Miss Adler’s red mouth widened into a cat’s smirk. “I’m starting to envy him, he seems to get the good ones in every universe. Shall we? My car’s waiting.”

That was the name of the vehicles that were everywhere, sleek descendents of the experimental automobiles John messed about with on occasion. Very well. Mary steeled herself for a nothing nauseatingly fast drive through the streets as she clung to Miss Adler’s elbow. The woman gave a huff of laughter and pointed down the street. “There. Kate’s waiting for us, can you see her?”

“Yes, I see her…” Mary frowned. She felt suddenly on edge. Her ears were ringing and she could smell hot iron. She raised her head. “Something’s wrong.”

“What do you mean?”

The smell was far stronger than it had been on Moorgate. Mary clutched tighter at Miss Adler’s elbow, and the woman looked at her sharply. “Mrs Watson, tell me what you see.”

The air pressure swelled and pressed in so quickly that they both cried out and put their hands to their heads as their eardrums were pressed to the limit. There was a chord in the air, resonating in and out of harmony for a brutally loud half-second and then fading. It was replaced by the screeches of brakes and crunches and terrified shrieks. Mary wasn’t even aware she had closed her eyes until she opened them again.

The dark grey vehicle was gone, as was the blonde Kate standing by its door. In fact, all the cars at the other end of the street were gone. And the black road, and the garish billboards with their half-naked girls holding bottles of coloured cordials - Mary saw instead familiar smoke stacks and a pair of horses rearing up to spill their trailing carriage all over the road, and buildings that were more brick than glass, and women in proper ankle-length skirts gasping and swooning into the arms of men in hats and decent moustaches-

Yet to her left and right and behind them, the street was just as it had been, and in the distance the sky was still the strange, massive towers of the future London. Mary swivelled her gaze back and forth, blinking at the place where bitumen became cobblestones. She felt bile rise in her throat at the sight of a dog’s head and front legs twitching on the ground, sliced neatly in half along the axis where the two centuries had collided. The sparking rear-end of a car had scraped to a halt along the cobbles, its cabin and driver no long attached. A woman in a bonnet - it might even have been the same governess who had passed Mary earlier in the day, before everything had gone mad - was standing at the edge of the divide, screaming the name of a child who must have been two steps ahead of her and was now more than a hundred years behind. Mary thought, Thank God they weren’t holding hands.

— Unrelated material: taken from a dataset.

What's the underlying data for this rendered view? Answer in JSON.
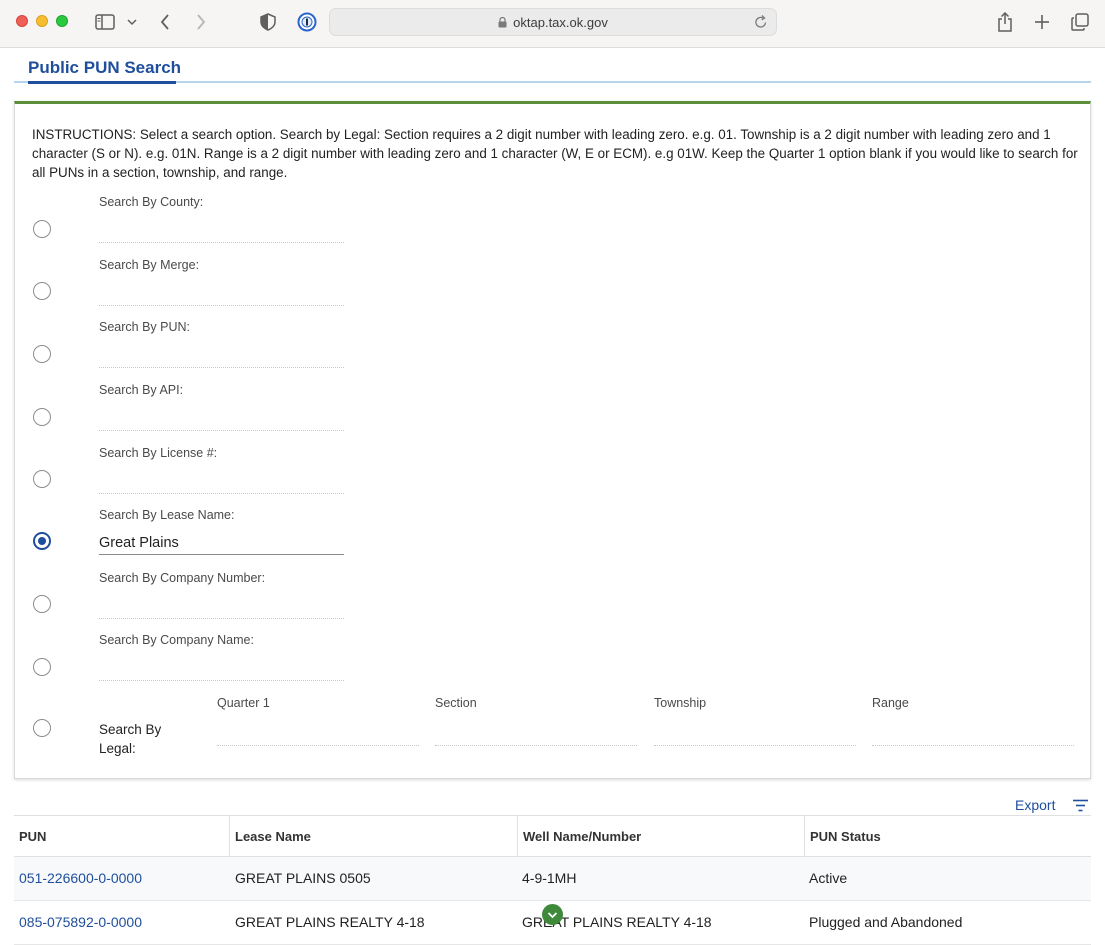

She felt Miss Adler shaking her roughly out of her dizziness and finally glanced down at the other woman. Her face beneath the elegant make-up was pale, but her expression had stayed sharp.

“Come back to earth, Mrs Watson,” she was saying, though thankfully she hadn’t gone so far as to slap Mary again. “Come on. We have to find the criminals who took your husband, you understand?”

“They’ve done this,” Mary breathed. “They will have the machines to fix it. Won’t they?”

Miss Adler didn’t answer, her jaws locked together. She grabbed Mary’s hand, glanced back at the growing panic once, and then pulled her back the way they’d come.